The American Chamber of Commerce in Shanghai warned that with no sign of a trade agreement between US and China, “2019 will be a difficult year” and “2020 may be worse”. It said that “revenue growth projections have lowered, optimism about the future has waned, and many companies are redirecting investment originally planned for China”.
In the 2019 China Business Report, AmCham noted that the survey results are “decidedly mixed”. In particular, revenue growth estimates for 2019 are weak. Only 50.5% of companies expect revenues to beat their 2018 numbers. 27.1% of companies anticipate lower revenues, markedly up from the 6.1% that projected lower revenues for 2018. 47.6% of automotive companies anticipate lower revenues.

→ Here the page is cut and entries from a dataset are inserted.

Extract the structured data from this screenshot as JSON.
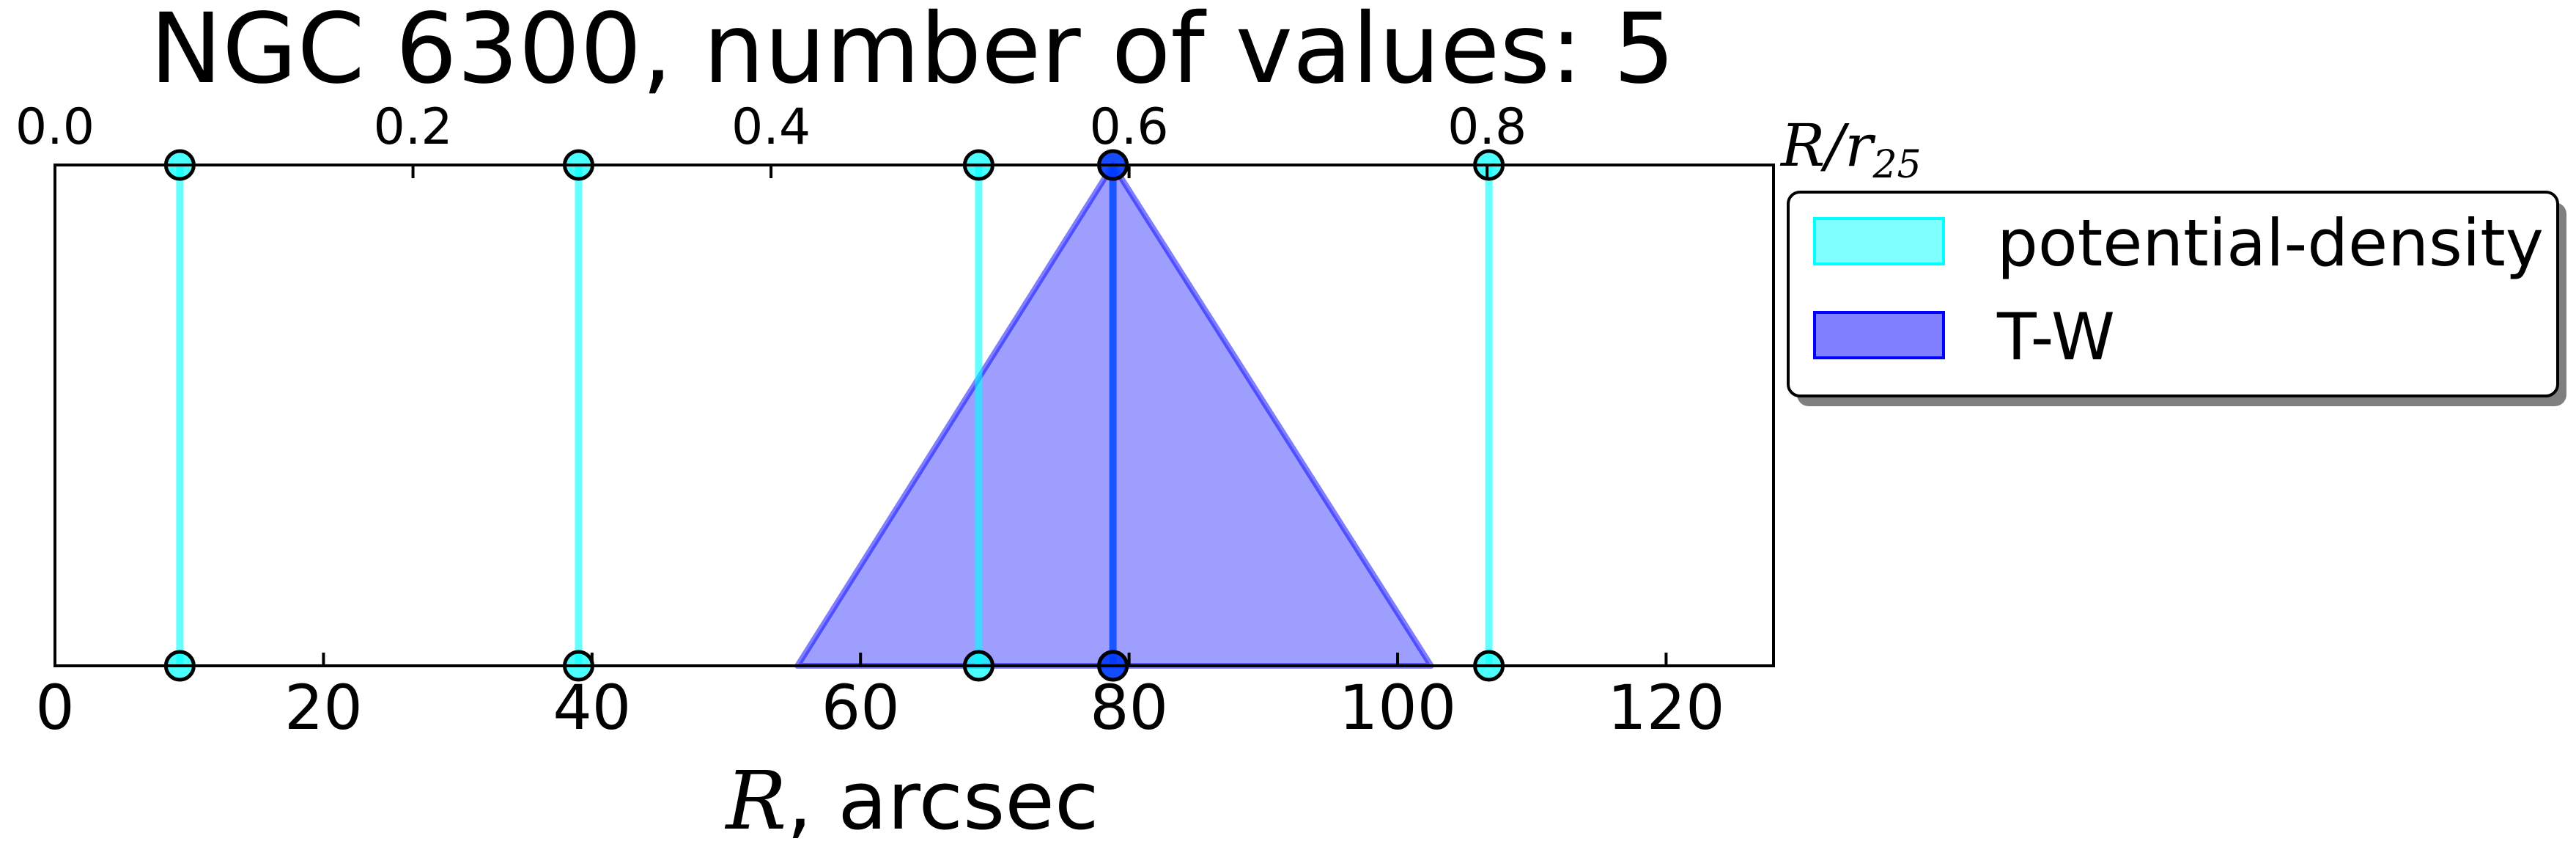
{
  "chart_data": {
    "type": "line",
    "title": "NGC 6300, number of values: 5",
    "xlabel_italic": "R",
    "xlabel_rest": ", arcsec",
    "top_xlabel_main": "R/r",
    "top_xlabel_sub": "25",
    "xlim": [
      0,
      128
    ],
    "ylim": [
      0,
      1
    ],
    "x_ticks": [
      "0",
      "20",
      "40",
      "60",
      "80",
      "100",
      "120"
    ],
    "top_ticks": [
      "0.0",
      "0.2",
      "0.4",
      "0.6",
      "0.8"
    ],
    "top_xlim": [
      0.0,
      0.96
    ],
    "series": [
      {
        "name": "potential-density",
        "kind": "vertical-lines",
        "color": "#00ffff",
        "x": [
          9.3,
          39.0,
          68.8,
          78.8,
          106.8
        ]
      },
      {
        "name": "T-W",
        "kind": "triangle-region",
        "color": "#0000ff",
        "center": 78.8,
        "left": 55.3,
        "right": 102.5
      }
    ],
    "legend": {
      "position": "outside-right",
      "entries": [
        "potential-density",
        "T-W"
      ]
    },
    "grid": false
  }
}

Five-year optimism dropped by one fifth to 61.4%, against historical rates of 80-90%, while pessimism about the future rose by 14.0 percentage points. The most downbeat industries included non-consumer electronics and chemicals.
35.6% of survey respondents see the U.S.-China trade tensions continuing for 1-3 years, and 12.7% expect them to continue for 3-5 years. 16.9% believe the trade tensions will continue indefinitely. 53.4% of companies say that they are either delaying or reducing investment as a direct result of the U.S.-China trade tensions, with only 4.5% increasing investment in response.